Washington leaders were in Memphis Thursday to assess the impact of the closed Hernando de Soto Bridge over the Mississippi River.
The visit, which included a roundtable at FedEx that featured U.S. Transportation Secretary Pete Buttigieg and Tennessee Sen. Marsha Blackburn, comes as Congress continues to debate a federal infrastructure bill.
“We really, as a country, have been coasting off infrastructure decisions that were made a generation ago,” Buttigieg said. “And they served America well in the 20th century, and well into the 21st. But it is long past time for those generations now in positions of responsibility to do our part.
Last month, engineers shut down the De Soto Bridge, which links downtown Memphis to Arkansas along I-40, after discovering a crack in the structure. In the weeks since, the bridge has become a political rallying point. Democrats say the shutdown shows how urgent it is for Congress to pass President Joe Biden’s proposed American Jobs Plan. Republicans counter that it demonstrates the need to focus infrastructure on roads and bridges.
“I-40 is a coast-to-coast federal interstate highway crossing our nation from North Carolina to California,” Blackburn said. “This bridge situation deserves to have the full and immediate attention of the U.S. Department of Transportation and the Biden administration.”
Trucks can cross the Mississippi using a nearby bridge on I-55, but the president of the Arkansas Trucking Association, Shannon Samples Newton, told the panel that they’re experiencing hourlong backups.

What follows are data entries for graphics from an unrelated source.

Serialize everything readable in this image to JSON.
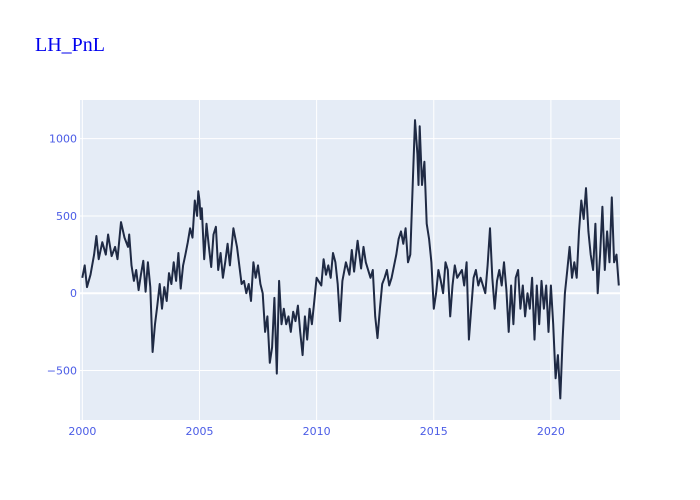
{
  "chart_data": {
    "type": "line",
    "title": "LH_PnL",
    "xlabel": "",
    "ylabel": "",
    "xlim": [
      1999.9,
      2022.95
    ],
    "ylim": [
      -820,
      1250
    ],
    "grid": true,
    "legend": "none",
    "x_ticks": [
      {
        "value": 2000,
        "label": "2000"
      },
      {
        "value": 2005,
        "label": "2005"
      },
      {
        "value": 2010,
        "label": "2010"
      },
      {
        "value": 2015,
        "label": "2015"
      },
      {
        "value": 2020,
        "label": "2020"
      }
    ],
    "y_ticks": [
      {
        "value": 1000,
        "label": "1000"
      },
      {
        "value": 500,
        "label": "500"
      },
      {
        "value": 0,
        "label": "0"
      },
      {
        "value": -500,
        "label": "−500"
      }
    ],
    "colors": {
      "plot_bg": "#e5ecf6",
      "line": "#1f2a44",
      "ticks": "#4b5ce6",
      "title": "#0000ee"
    },
    "series": [
      {
        "values": [
          [
            2000.0,
            100
          ],
          [
            2000.1,
            180
          ],
          [
            2000.2,
            40
          ],
          [
            2000.35,
            120
          ],
          [
            2000.5,
            250
          ],
          [
            2000.6,
            370
          ],
          [
            2000.7,
            220
          ],
          [
            2000.85,
            330
          ],
          [
            2001.0,
            250
          ],
          [
            2001.1,
            380
          ],
          [
            2001.25,
            240
          ],
          [
            2001.4,
            300
          ],
          [
            2001.5,
            220
          ],
          [
            2001.65,
            460
          ],
          [
            2001.8,
            360
          ],
          [
            2001.95,
            300
          ],
          [
            2002.0,
            380
          ],
          [
            2002.1,
            180
          ],
          [
            2002.2,
            80
          ],
          [
            2002.3,
            150
          ],
          [
            2002.4,
            20
          ],
          [
            2002.5,
            120
          ],
          [
            2002.6,
            210
          ],
          [
            2002.7,
            10
          ],
          [
            2002.8,
            200
          ],
          [
            2002.9,
            40
          ],
          [
            2003.0,
            -380
          ],
          [
            2003.1,
            -200
          ],
          [
            2003.2,
            -80
          ],
          [
            2003.3,
            60
          ],
          [
            2003.4,
            -100
          ],
          [
            2003.5,
            40
          ],
          [
            2003.6,
            -50
          ],
          [
            2003.7,
            130
          ],
          [
            2003.8,
            60
          ],
          [
            2003.9,
            200
          ],
          [
            2004.0,
            80
          ],
          [
            2004.1,
            260
          ],
          [
            2004.2,
            30
          ],
          [
            2004.3,
            180
          ],
          [
            2004.4,
            250
          ],
          [
            2004.5,
            330
          ],
          [
            2004.6,
            420
          ],
          [
            2004.7,
            360
          ],
          [
            2004.8,
            600
          ],
          [
            2004.9,
            500
          ],
          [
            2004.95,
            660
          ],
          [
            2005.0,
            600
          ],
          [
            2005.05,
            480
          ],
          [
            2005.1,
            550
          ],
          [
            2005.2,
            220
          ],
          [
            2005.3,
            450
          ],
          [
            2005.4,
            300
          ],
          [
            2005.5,
            170
          ],
          [
            2005.6,
            380
          ],
          [
            2005.7,
            430
          ],
          [
            2005.8,
            150
          ],
          [
            2005.9,
            260
          ],
          [
            2006.0,
            100
          ],
          [
            2006.1,
            200
          ],
          [
            2006.2,
            320
          ],
          [
            2006.3,
            180
          ],
          [
            2006.45,
            420
          ],
          [
            2006.6,
            300
          ],
          [
            2006.8,
            60
          ],
          [
            2006.9,
            80
          ],
          [
            2007.0,
            0
          ],
          [
            2007.1,
            60
          ],
          [
            2007.2,
            -50
          ],
          [
            2007.3,
            200
          ],
          [
            2007.4,
            100
          ],
          [
            2007.5,
            180
          ],
          [
            2007.6,
            60
          ],
          [
            2007.7,
            0
          ],
          [
            2007.8,
            -250
          ],
          [
            2007.9,
            -150
          ],
          [
            2008.0,
            -450
          ],
          [
            2008.1,
            -350
          ],
          [
            2008.2,
            -30
          ],
          [
            2008.3,
            -520
          ],
          [
            2008.4,
            80
          ],
          [
            2008.5,
            -200
          ],
          [
            2008.6,
            -100
          ],
          [
            2008.7,
            -200
          ],
          [
            2008.8,
            -150
          ],
          [
            2008.9,
            -250
          ],
          [
            2009.0,
            -120
          ],
          [
            2009.1,
            -180
          ],
          [
            2009.2,
            -80
          ],
          [
            2009.3,
            -250
          ],
          [
            2009.4,
            -400
          ],
          [
            2009.5,
            -150
          ],
          [
            2009.6,
            -300
          ],
          [
            2009.7,
            -100
          ],
          [
            2009.8,
            -200
          ],
          [
            2009.9,
            -50
          ],
          [
            2010.0,
            100
          ],
          [
            2010.2,
            50
          ],
          [
            2010.3,
            220
          ],
          [
            2010.4,
            120
          ],
          [
            2010.5,
            180
          ],
          [
            2010.6,
            100
          ],
          [
            2010.7,
            260
          ],
          [
            2010.8,
            200
          ],
          [
            2010.9,
            60
          ],
          [
            2011.0,
            -180
          ],
          [
            2011.1,
            80
          ],
          [
            2011.25,
            200
          ],
          [
            2011.4,
            120
          ],
          [
            2011.5,
            280
          ],
          [
            2011.6,
            140
          ],
          [
            2011.75,
            340
          ],
          [
            2011.9,
            160
          ],
          [
            2012.0,
            300
          ],
          [
            2012.1,
            200
          ],
          [
            2012.3,
            100
          ],
          [
            2012.4,
            150
          ],
          [
            2012.5,
            -150
          ],
          [
            2012.6,
            -290
          ],
          [
            2012.7,
            -100
          ],
          [
            2012.8,
            60
          ],
          [
            2012.9,
            100
          ],
          [
            2013.0,
            150
          ],
          [
            2013.1,
            50
          ],
          [
            2013.2,
            100
          ],
          [
            2013.4,
            250
          ],
          [
            2013.5,
            350
          ],
          [
            2013.6,
            400
          ],
          [
            2013.7,
            320
          ],
          [
            2013.8,
            420
          ],
          [
            2013.9,
            200
          ],
          [
            2014.0,
            250
          ],
          [
            2014.1,
            700
          ],
          [
            2014.2,
            1120
          ],
          [
            2014.3,
            900
          ],
          [
            2014.35,
            700
          ],
          [
            2014.4,
            1080
          ],
          [
            2014.5,
            700
          ],
          [
            2014.6,
            850
          ],
          [
            2014.7,
            450
          ],
          [
            2014.8,
            350
          ],
          [
            2014.9,
            200
          ],
          [
            2015.0,
            -100
          ],
          [
            2015.1,
            0
          ],
          [
            2015.2,
            150
          ],
          [
            2015.3,
            80
          ],
          [
            2015.4,
            0
          ],
          [
            2015.5,
            200
          ],
          [
            2015.6,
            150
          ],
          [
            2015.7,
            -150
          ],
          [
            2015.8,
            50
          ],
          [
            2015.9,
            180
          ],
          [
            2016.0,
            100
          ],
          [
            2016.2,
            150
          ],
          [
            2016.3,
            50
          ],
          [
            2016.4,
            200
          ],
          [
            2016.5,
            -300
          ],
          [
            2016.6,
            -100
          ],
          [
            2016.7,
            100
          ],
          [
            2016.8,
            150
          ],
          [
            2016.9,
            50
          ],
          [
            2017.0,
            100
          ],
          [
            2017.2,
            0
          ],
          [
            2017.3,
            180
          ],
          [
            2017.4,
            420
          ],
          [
            2017.5,
            100
          ],
          [
            2017.6,
            -100
          ],
          [
            2017.7,
            80
          ],
          [
            2017.8,
            150
          ],
          [
            2017.9,
            50
          ],
          [
            2018.0,
            200
          ],
          [
            2018.1,
            20
          ],
          [
            2018.2,
            -250
          ],
          [
            2018.3,
            50
          ],
          [
            2018.4,
            -200
          ],
          [
            2018.5,
            100
          ],
          [
            2018.6,
            150
          ],
          [
            2018.7,
            -100
          ],
          [
            2018.8,
            50
          ],
          [
            2018.9,
            -150
          ],
          [
            2019.0,
            0
          ],
          [
            2019.1,
            -100
          ],
          [
            2019.2,
            100
          ],
          [
            2019.3,
            -300
          ],
          [
            2019.4,
            50
          ],
          [
            2019.5,
            -200
          ],
          [
            2019.6,
            80
          ],
          [
            2019.7,
            -100
          ],
          [
            2019.8,
            50
          ],
          [
            2019.9,
            -250
          ],
          [
            2020.0,
            50
          ],
          [
            2020.1,
            -200
          ],
          [
            2020.2,
            -550
          ],
          [
            2020.3,
            -400
          ],
          [
            2020.4,
            -680
          ],
          [
            2020.5,
            -300
          ],
          [
            2020.6,
            0
          ],
          [
            2020.7,
            150
          ],
          [
            2020.8,
            300
          ],
          [
            2020.9,
            100
          ],
          [
            2021.0,
            200
          ],
          [
            2021.1,
            100
          ],
          [
            2021.2,
            400
          ],
          [
            2021.3,
            600
          ],
          [
            2021.4,
            480
          ],
          [
            2021.5,
            680
          ],
          [
            2021.6,
            400
          ],
          [
            2021.7,
            250
          ],
          [
            2021.8,
            150
          ],
          [
            2021.9,
            450
          ],
          [
            2022.0,
            0
          ],
          [
            2022.1,
            250
          ],
          [
            2022.2,
            560
          ],
          [
            2022.3,
            150
          ],
          [
            2022.4,
            400
          ],
          [
            2022.5,
            200
          ],
          [
            2022.6,
            620
          ],
          [
            2022.7,
            200
          ],
          [
            2022.8,
            250
          ],
          [
            2022.9,
            50
          ]
        ]
      }
    ]
  }
}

The next closest alternatives involve detours that take truckers dozens of miles out of their way.
Newton says the result is trucking companies are seeing added expenses of $2 million a day from the disruption, demonstrating how important roads and bridges remain — even in a high-tech economy.
“The infrastructure that we depend on is aging, she said. “And we’re going to have to invest more in order to rely on it and use it in the way that we want to in today’s economy.”
Katie Riordan with WKNO in Memphis contributed to this report.